Here's where what the Army is doing to coordinate care will start to sound a little familiar.
"There's a couple of key lessons," he says. "The Army is about the largest healthcare practice in the country. We have a coordinated EMR, so care delivered elsewhere can be viewed anywhere else."
In integration of primary care and mental health, Warner has developed programs in which nurse case managers serve as the bridge to primary care physicians.
"This represents one of the largest benefits we've seen and can be incorporated in any healthcare system," he says.
In short, with a captive audience of service members who will access military healthcare for a number of years, the Army has embraced a population health model, Warner says.

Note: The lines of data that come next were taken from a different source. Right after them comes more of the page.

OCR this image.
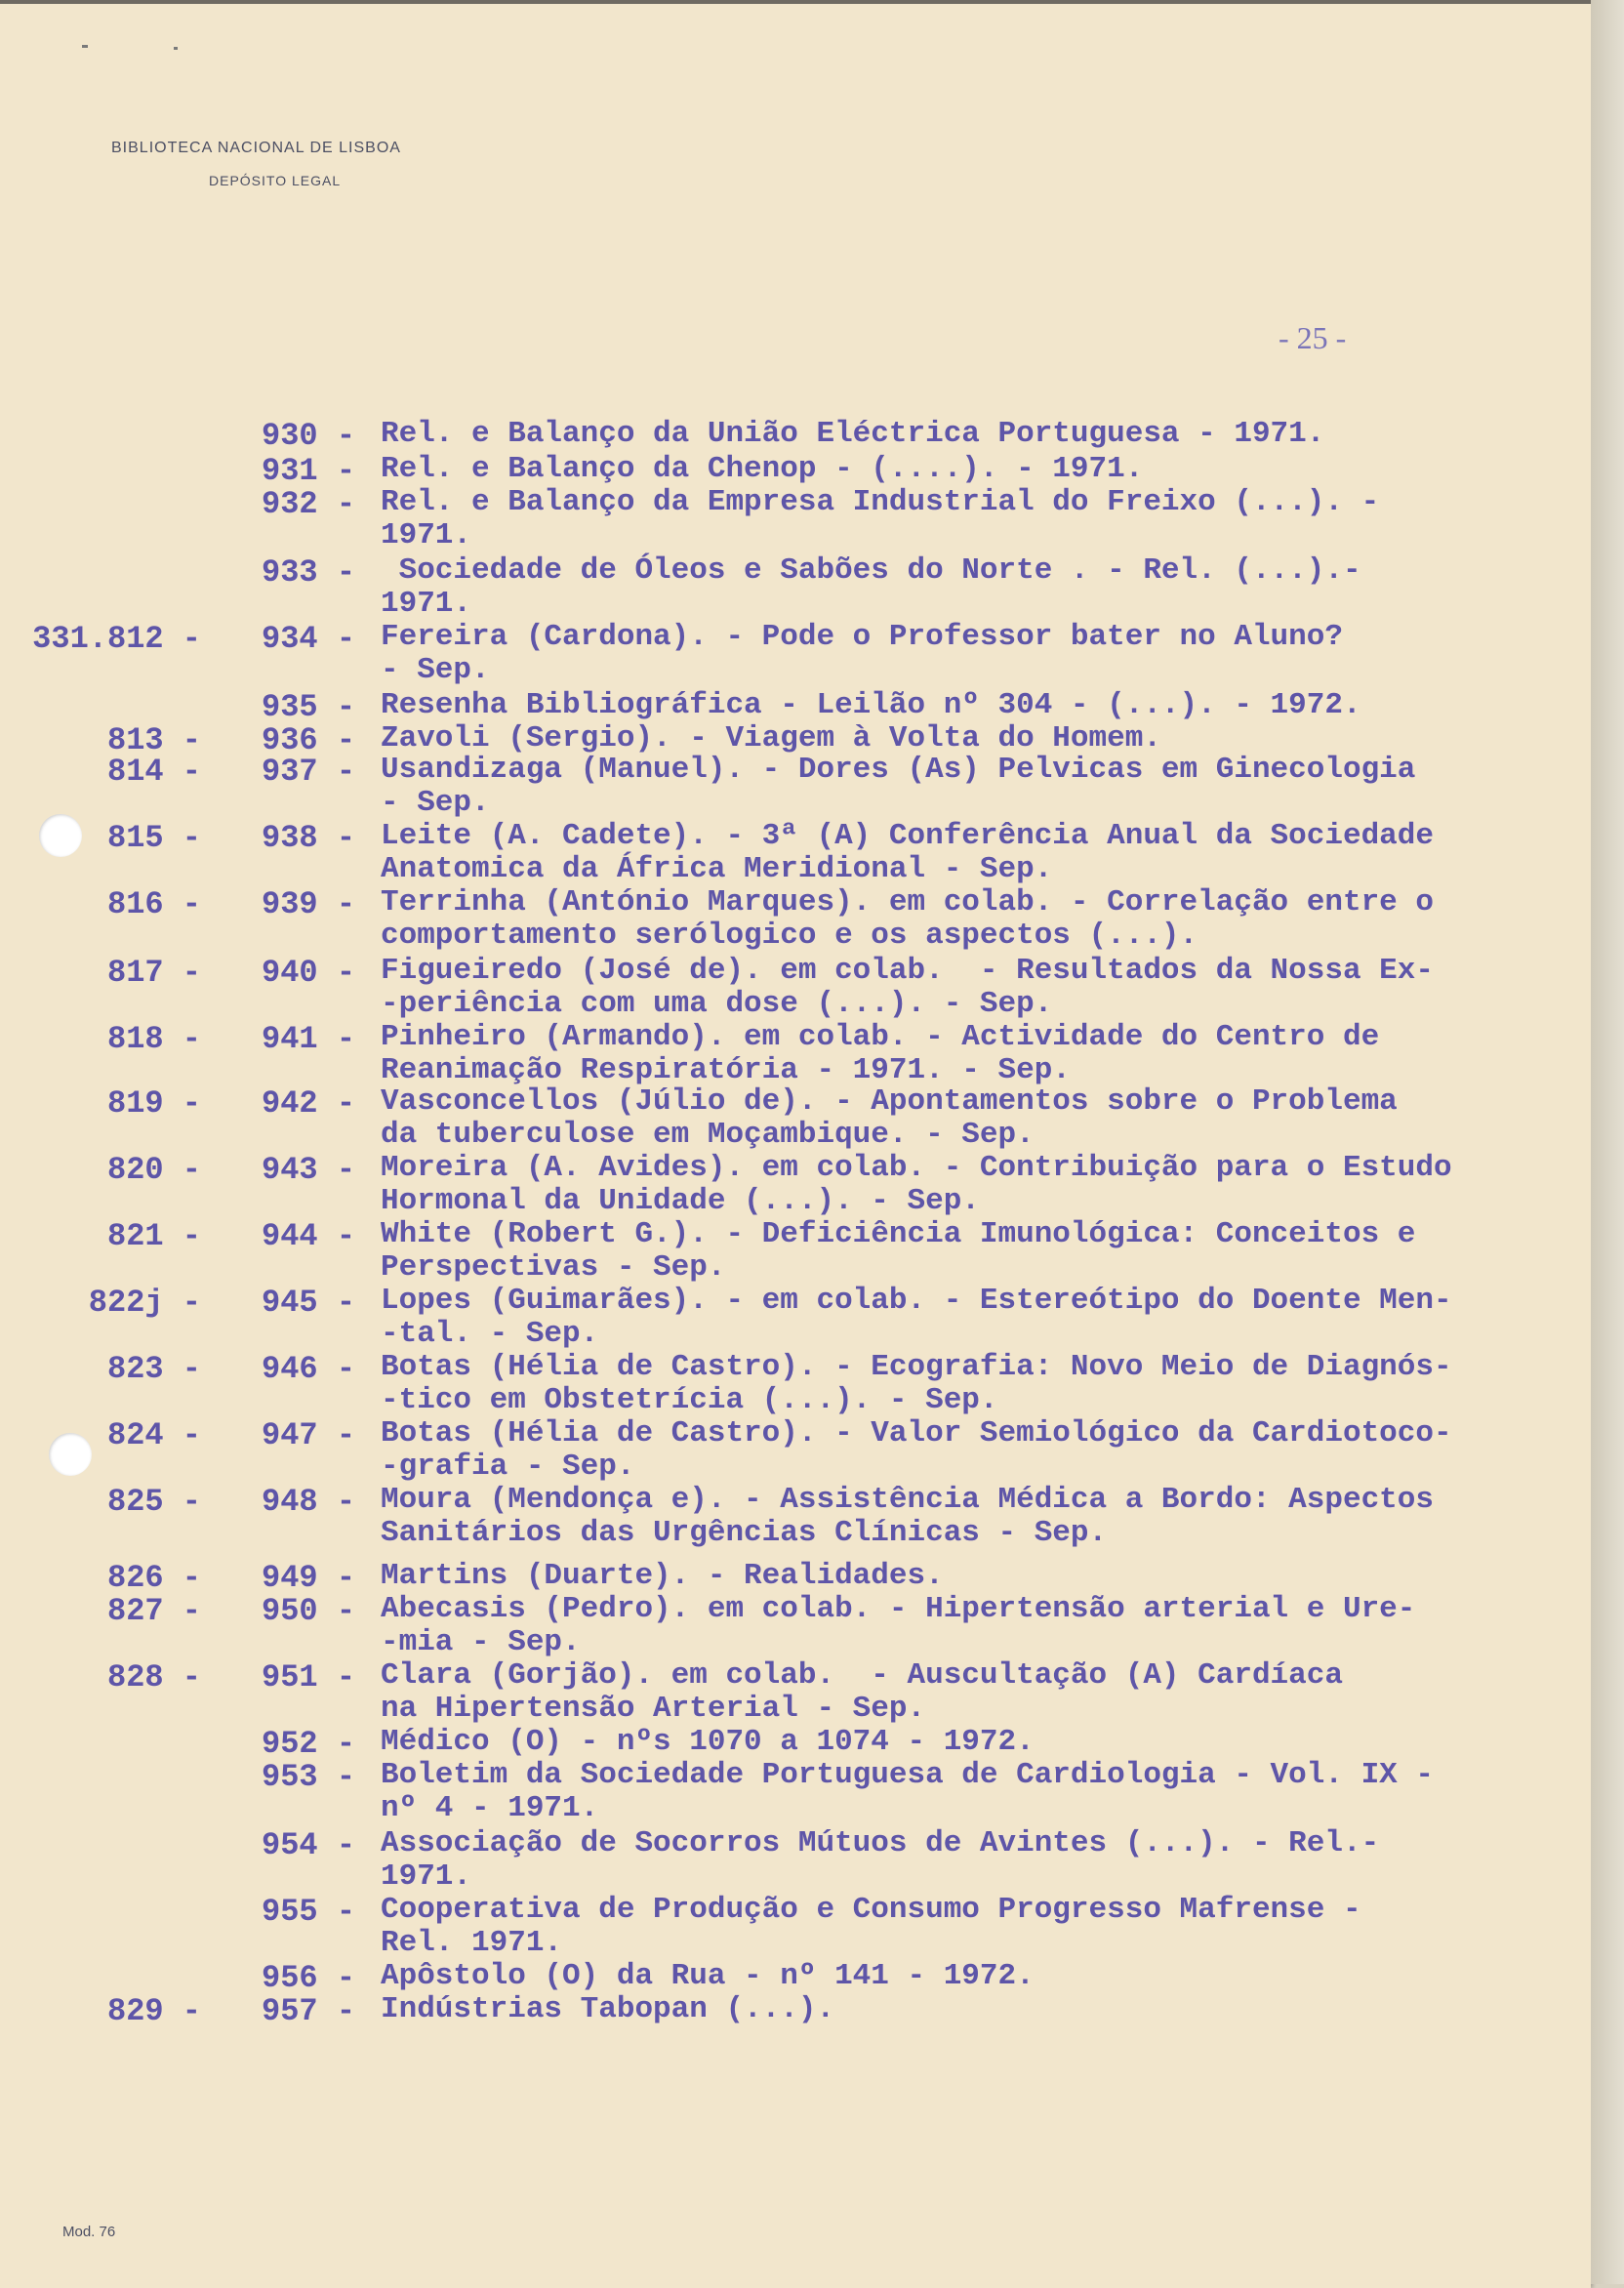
BIBLIOTECA NACIONAL DE LISBOA
DEPÓSITO LEGAL
- 25 -
930 - Rel. e Balanço da União Eléctrica Portuguesa - 1971.
931 - Rel. e Balanço da Chenop - (....). - 1971.
932 - Rel. e Balanço da Empresa Industrial do Freixo (...). -
1971.
933 - Sociedade de Óleos e Sabões do Norte . - Rel. (...).-
1971.
331.812 - 934 - Fereira (Cardona). - Pode o Professor bater no Aluno?
- Sep.
935 - Resenha Bibliográfica - Leilão nº 304 - (...). - 1972.
813 - 936 - Zavoli (Sergio). - Viagem à Volta do Homem.
814 - 937 - Usandizaga (Manuel). - Dores (As) Pelvicas em Ginecologia
- Sep.
815 - 938 - Leite (A. Cadete). - 3ª (A) Conferência Anual da Sociedade
Anatomica da África Meridional - Sep.
816 - 939 - Terrinha (António Marques). em colab. - Correlação entre o
comportamento serólogico e os aspectos (...).
817 - 940 - Figueiredo (José de). em colab.  - Resultados da Nossa Ex-
-periência com uma dose (...). - Sep.
818 - 941 - Pinheiro (Armando). em colab. - Actividade do Centro de
Reanimação Respiratória - 1971. - Sep.
819 - 942 - Vasconcellos (Júlio de). - Apontamentos sobre o Problema
da tuberculose em Moçambique. - Sep.
820 - 943 - Moreira (A. Avides). em colab. - Contribuição para o Estudo
Hormonal da Unidade (...). - Sep.
821 - 944 - White (Robert G.). - Deficiência Imunológica: Conceitos e
Perspectivas - Sep.
822j - 945 - Lopes (Guimarães). - em colab. - Estereótipo do Doente Men-
-tal. - Sep.
823 - 946 - Botas (Hélia de Castro). - Ecografia: Novo Meio de Diagnós-
-tico em Obstetrícia (...). - Sep.
824 - 947 - Botas (Hélia de Castro). - Valor Semiológico da Cardiotoco-
-grafia - Sep.
825 - 948 - Moura (Mendonça e). - Assistência Médica a Bordo: Aspectos
Sanitários das Urgências Clínicas - Sep.
826 - 949 - Martins (Duarte). - Realidades.
827 - 950 - Abecasis (Pedro). em colab. - Hipertensão arterial e Ure-
-mia - Sep.
828 - 951 - Clara (Gorjão). em colab.  - Auscultação (A) Cardíaca
na Hipertensão Arterial - Sep.
952 - Médico (O) - nºs 1070 a 1074 - 1972.
953 - Boletim da Sociedade Portuguesa de Cardiologia - Vol. IX -
nº 4 - 1971.
954 - Associação de Socorros Mútuos de Avintes (...). - Rel.-
1971.
955 - Cooperativa de Produção e Consumo Progresso Mafrense -
Rel. 1971.
956 - Apôstolo (O) da Rua - nº 141 - 1972.
829 - 957 - Indústrias Tabopan (...).
Mod. 76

The Army's Healthcare Effectiveness Data and Information Set (HEDIS) helps care coordinators make decisions on early intervention based on population health metrics and screening soldiers for exposures, disabilities or problems coming from their deployments, including depression and PTSD.
"This allows us the ability to identify conditions early, which in the long run, decreases the amount of healthcare costs they will require," he says. "We feel we've done a good job on prevention as opposed to treatment."
That's fine for the Army, you might be saying to yourself, but civilian hospitals don't have the assurance of hanging onto a captive population where such early interventions are practically guaranteed to reduce treatment costs through prevention. Or do they?
Most hospitals are the largest employers in their immediate area. All of the people who work there tend to do so for long periods of time. Focusing on that group might possibly provide valuable experience and a stable population for hospitals to begin their population health and care coordination journey, no?
Philip Betbeze is the senior leadership editor at HealthLeaders.